The Robert H. Smith School of Business hosted its annual Social Enterprise Symposium, in an effort to bring together students and companies to learn about the role of business in creating social, economic, and environmental change.
This year’s, theme was Markets Make Change, which Colin Nally ,a student volunteer and coordinator, described as an underlying motivation for students to take responsibility to make profound social change. For the past few years, SES has taken place at Stamp, but Nally says that this year, the committee really wanted to bring SES back to the business school and create more interaction with business students in general.
“We want to encourage the idea that businesses are now going to be the leaders in social impact,” Nally said. “Markets Make Change is almost like a direct response to the election, maybe the government might not be the leader anymore right now, but we can be cause we have the resources and we have the people that really care about these social issues and willing to fix them.”
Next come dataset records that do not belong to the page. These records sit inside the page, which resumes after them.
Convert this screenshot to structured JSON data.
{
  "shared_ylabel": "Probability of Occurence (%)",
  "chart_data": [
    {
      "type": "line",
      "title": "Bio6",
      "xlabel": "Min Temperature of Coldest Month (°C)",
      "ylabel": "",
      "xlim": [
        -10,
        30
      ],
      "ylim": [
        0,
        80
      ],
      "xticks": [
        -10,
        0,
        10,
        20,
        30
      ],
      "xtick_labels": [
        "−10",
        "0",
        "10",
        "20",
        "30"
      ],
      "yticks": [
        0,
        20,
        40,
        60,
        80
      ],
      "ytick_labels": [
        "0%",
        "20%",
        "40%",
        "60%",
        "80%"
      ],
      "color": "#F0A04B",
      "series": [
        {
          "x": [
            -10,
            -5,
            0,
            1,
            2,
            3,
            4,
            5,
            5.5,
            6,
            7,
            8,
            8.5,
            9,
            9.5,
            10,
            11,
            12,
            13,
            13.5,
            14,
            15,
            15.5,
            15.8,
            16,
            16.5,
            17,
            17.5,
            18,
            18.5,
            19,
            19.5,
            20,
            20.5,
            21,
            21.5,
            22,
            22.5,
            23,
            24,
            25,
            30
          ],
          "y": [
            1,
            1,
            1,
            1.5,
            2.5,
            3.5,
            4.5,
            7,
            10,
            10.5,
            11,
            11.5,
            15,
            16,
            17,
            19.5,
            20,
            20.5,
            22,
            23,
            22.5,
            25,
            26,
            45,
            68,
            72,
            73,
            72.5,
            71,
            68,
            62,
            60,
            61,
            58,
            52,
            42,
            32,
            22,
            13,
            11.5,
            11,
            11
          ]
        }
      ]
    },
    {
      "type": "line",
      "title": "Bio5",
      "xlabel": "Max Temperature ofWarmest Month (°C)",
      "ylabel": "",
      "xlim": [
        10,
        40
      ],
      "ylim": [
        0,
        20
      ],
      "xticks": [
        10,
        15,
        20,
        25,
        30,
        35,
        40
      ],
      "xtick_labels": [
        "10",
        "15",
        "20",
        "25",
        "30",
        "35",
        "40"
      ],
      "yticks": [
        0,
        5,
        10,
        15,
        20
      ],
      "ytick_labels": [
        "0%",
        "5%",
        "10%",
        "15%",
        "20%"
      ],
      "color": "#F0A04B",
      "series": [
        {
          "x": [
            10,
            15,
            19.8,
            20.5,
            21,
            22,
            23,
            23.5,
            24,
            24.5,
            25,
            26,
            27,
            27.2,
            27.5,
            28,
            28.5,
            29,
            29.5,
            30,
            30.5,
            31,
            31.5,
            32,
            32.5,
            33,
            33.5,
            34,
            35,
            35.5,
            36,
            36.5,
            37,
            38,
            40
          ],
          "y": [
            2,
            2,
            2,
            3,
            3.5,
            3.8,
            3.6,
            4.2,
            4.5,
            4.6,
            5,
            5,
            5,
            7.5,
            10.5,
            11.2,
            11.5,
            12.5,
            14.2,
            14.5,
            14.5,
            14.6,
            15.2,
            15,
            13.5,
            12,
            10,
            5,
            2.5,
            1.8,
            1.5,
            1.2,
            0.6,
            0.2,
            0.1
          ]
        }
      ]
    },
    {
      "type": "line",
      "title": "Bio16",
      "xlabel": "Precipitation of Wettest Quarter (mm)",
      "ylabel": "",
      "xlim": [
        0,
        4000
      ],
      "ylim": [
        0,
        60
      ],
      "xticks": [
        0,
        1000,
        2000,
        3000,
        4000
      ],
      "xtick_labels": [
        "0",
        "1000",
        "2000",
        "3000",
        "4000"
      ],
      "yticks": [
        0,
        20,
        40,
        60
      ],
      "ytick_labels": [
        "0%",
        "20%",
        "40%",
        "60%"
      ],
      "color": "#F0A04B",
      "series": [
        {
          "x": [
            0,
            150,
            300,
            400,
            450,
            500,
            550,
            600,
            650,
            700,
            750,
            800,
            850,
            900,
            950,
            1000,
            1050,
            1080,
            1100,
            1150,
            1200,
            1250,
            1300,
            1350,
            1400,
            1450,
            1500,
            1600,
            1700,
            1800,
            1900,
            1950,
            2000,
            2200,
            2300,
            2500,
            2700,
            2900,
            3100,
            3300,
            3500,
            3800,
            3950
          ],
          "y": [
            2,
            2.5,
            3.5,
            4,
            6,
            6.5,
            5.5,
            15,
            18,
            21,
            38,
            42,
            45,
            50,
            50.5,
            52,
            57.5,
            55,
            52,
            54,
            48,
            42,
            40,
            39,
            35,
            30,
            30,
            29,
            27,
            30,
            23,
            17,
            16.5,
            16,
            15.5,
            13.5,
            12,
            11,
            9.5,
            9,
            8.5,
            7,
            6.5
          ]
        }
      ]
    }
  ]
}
The event took place on Wednesday from 12-5 p.m., with several keynote speaker such as Shannon Schuyler, Chief Corporate Responsibility and Purpose Officer with PricewaterhouseCoopers LLP, and Sarela Herrada, Director of Food and Beverage at Cava, amongst others. The keynote speakers were then followed by several different themed breakout session and a networking reception at the end.
Megan Katz, a Smith Undergraduate and 2014 alumni, who is now an employee of Johnson and Johnson, attended SES when she was a student at the Smith Business school and was now able to bring it full circle and participate at a Johnson and Johnson table for Pre-networking during one of the sessions.
“I was curious to talk to students about what Johnson and Johnson promoted and does to keep the people engaged at work, as well as learn myself new things and be able to bring it back to the people that I work with everyday,” Katz said.
About 300 students attended the event this year, including seniors Britany Shapiro and Jessica Atkins, both of whom are non- Business majors, but were encouraged to attend the event by their professional writing professor.
“What we learned can be relatable to many things in life and can be applied to your own personal life and the choices that you make. Being an educated and informed consumer is extremely important, no matter what field you are going into,” Shapiro said.